ANIAD is a community-based program that covers the whole province of Antique. It aims to reduce poverty, contribute to people empowerment, and help ensure the viability of biophysical and human resources.
The program started in 1988 with funding from the local government. After the interim period (1988-1990), it was implemented in three phases. Phase I (January 1991-April 1994) had community organizing, lowland agricultural development, upland development, and institutional development as major components. Phase II (May 1994-August 1998) had gender-sensitive community organizing, access to and control over resources, sustainable productive use of resources, and institutional development.
Phase III (September 1998-June 2003) had sustainable crop and livestock industries, critical area protection, and coastal resource management, with institutional development as a continuing component.
As a result of the program, Antique had been upgraded by the Department of Budget and Management from third class to second class province in 2002.
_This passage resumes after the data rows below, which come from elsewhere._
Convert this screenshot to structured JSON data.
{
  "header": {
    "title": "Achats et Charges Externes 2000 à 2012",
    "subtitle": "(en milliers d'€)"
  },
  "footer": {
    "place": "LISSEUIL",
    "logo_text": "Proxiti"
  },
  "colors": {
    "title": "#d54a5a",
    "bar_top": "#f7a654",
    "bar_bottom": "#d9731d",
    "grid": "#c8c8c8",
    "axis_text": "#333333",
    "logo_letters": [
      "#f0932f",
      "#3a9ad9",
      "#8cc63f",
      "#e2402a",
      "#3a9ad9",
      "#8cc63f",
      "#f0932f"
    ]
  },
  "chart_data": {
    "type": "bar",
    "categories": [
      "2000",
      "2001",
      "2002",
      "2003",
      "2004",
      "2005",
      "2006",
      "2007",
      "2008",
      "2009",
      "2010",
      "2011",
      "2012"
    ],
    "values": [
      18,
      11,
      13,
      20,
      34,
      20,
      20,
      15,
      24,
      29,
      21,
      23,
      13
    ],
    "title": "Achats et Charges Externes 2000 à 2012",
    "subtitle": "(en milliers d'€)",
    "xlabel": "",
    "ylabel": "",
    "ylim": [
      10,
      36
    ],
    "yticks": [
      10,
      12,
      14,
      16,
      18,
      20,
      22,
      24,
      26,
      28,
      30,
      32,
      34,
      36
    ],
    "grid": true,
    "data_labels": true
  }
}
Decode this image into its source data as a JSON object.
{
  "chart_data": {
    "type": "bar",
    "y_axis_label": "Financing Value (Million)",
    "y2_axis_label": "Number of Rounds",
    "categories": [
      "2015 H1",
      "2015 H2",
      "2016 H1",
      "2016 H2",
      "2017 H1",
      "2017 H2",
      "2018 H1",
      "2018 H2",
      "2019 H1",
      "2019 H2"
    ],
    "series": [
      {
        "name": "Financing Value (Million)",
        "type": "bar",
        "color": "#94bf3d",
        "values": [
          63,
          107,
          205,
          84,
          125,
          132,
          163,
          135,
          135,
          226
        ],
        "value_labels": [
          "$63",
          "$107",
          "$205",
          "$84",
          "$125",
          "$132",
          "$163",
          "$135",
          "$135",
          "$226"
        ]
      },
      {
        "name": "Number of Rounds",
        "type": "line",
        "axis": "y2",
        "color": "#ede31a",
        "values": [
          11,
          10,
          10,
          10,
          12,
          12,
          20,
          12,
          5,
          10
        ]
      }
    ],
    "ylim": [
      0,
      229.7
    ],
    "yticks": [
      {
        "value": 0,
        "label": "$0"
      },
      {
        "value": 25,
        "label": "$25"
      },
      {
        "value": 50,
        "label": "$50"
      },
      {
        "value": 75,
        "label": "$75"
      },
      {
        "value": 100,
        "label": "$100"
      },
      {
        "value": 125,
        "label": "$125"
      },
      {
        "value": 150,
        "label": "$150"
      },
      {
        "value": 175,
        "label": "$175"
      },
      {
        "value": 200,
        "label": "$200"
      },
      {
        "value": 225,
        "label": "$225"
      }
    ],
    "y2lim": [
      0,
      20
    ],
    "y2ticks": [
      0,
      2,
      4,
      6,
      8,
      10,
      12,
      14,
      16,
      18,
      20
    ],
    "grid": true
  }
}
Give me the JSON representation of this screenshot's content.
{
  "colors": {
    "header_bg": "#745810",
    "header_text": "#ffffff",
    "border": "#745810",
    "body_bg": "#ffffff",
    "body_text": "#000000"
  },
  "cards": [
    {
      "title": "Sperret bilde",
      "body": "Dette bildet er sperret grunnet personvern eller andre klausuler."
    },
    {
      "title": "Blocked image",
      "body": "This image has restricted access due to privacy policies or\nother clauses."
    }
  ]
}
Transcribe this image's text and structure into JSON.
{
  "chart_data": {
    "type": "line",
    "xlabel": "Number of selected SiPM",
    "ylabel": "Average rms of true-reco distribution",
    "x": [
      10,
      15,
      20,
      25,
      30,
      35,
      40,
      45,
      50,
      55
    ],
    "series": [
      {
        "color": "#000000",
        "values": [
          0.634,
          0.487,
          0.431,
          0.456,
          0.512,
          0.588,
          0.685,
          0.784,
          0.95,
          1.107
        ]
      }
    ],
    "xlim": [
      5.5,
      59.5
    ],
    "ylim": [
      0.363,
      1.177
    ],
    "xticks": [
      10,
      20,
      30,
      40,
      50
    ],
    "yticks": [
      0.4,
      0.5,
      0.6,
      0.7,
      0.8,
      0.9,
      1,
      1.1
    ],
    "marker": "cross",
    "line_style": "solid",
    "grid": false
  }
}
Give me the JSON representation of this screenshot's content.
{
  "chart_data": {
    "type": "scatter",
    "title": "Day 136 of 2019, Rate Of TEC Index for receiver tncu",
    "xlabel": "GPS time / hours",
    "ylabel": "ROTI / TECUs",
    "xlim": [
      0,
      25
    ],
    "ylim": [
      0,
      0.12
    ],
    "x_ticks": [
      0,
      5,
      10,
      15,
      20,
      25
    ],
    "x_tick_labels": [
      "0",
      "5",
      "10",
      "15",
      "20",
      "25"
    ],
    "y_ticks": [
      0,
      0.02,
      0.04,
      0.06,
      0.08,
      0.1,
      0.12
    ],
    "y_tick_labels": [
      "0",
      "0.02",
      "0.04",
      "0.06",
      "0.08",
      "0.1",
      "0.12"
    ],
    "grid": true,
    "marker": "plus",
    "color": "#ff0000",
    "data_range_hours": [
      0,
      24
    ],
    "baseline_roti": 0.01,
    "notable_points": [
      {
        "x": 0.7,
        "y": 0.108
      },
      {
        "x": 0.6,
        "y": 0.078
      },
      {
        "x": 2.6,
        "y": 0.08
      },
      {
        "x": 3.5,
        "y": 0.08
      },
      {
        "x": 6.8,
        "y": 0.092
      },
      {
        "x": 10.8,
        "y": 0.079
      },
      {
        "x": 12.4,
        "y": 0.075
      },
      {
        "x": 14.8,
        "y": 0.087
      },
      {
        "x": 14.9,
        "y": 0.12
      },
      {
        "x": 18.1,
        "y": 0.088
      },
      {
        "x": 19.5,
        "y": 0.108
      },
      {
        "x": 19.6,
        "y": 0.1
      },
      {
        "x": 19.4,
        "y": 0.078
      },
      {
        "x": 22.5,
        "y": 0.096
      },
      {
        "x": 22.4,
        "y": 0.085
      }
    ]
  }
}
It was also removed from the list of 20 poorest provinces by the National Statistics Coordinating Board.
Other improvements are: increase in average annual income from P24,400 in 1990 to P39,600 in 2002, safe drinking water, electricity (78% of households), toilets (96%), access to telephones and cellphones (68%, from 3% in 1990), and increase in number of appliances.
It had enhanced livelihood opportunities, reduced farm production costs, improved land tenure status of farmers, enhanced technical knowledge and skills of households, and improved people’s values.
This program is recognized as a Trailblazing Program, a finalist for the 2004 Galing Pook Awards.